What I found most interesting, however, was the implicit tone of forgiveness in this novel – the rich landowner who benefitted from Pinochet’s rule is depicted as an essentially decent man, only slowly realizing his errors of judgement. Likewise, while there are some jabs at the church and its teachings, one of the novel’s sympathetic characters is the liberation-theology priest Luciano Lyon and there is clear acknowledgment that the church largely stood against Pinochet. I think Isabel Allende aims for reconciliation rather than bitter memory. And I wonder if her depiction of a sordid, criminal-ridden USA isn’t a way of saying that Chile’s own violent past has to be seen in balance with the evils of other countries.

Having said all that, though, the novel’s improbably neat ending, the unbelievable narrator and the glib schematisation of the story made it difficult for me to accept it as something for grown-ups. Possibly its event-filled plot would go down best with teenage girls, such as the narrator is meant to be.

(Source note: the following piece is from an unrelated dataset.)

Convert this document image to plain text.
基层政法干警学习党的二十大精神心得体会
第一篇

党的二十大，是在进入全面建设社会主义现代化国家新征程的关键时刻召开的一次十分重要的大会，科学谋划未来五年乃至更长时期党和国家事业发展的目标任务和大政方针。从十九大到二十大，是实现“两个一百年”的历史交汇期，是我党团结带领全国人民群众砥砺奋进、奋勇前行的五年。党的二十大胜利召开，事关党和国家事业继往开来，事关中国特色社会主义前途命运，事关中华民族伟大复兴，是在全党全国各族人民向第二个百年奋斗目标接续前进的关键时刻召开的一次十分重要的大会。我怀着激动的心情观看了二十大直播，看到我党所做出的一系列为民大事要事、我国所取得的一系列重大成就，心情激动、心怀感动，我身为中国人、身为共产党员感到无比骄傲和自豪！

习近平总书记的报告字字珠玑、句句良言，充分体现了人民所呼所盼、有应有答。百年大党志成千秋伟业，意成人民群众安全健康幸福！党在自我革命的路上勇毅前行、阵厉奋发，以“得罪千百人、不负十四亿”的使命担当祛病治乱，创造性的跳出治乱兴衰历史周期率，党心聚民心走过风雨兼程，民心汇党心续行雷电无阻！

Odd Final Comment: Having read this novel, I searched the ‘net for reviews thereof. I was interested to find that New Zealander Emily Perkins reviewed it for the Guardian in England, and I felt reassured that she, like me, was troubled by the narrator, although she was a little more polite about it than I have been here. At one stage Perkins remarks: “The effect is a bit like taking a bus tour through the desperate parts of Las Vegas, a guide delivering facts about life on the streets. You see a mugging through the window, but the bus has moved on.” Yes. Quite.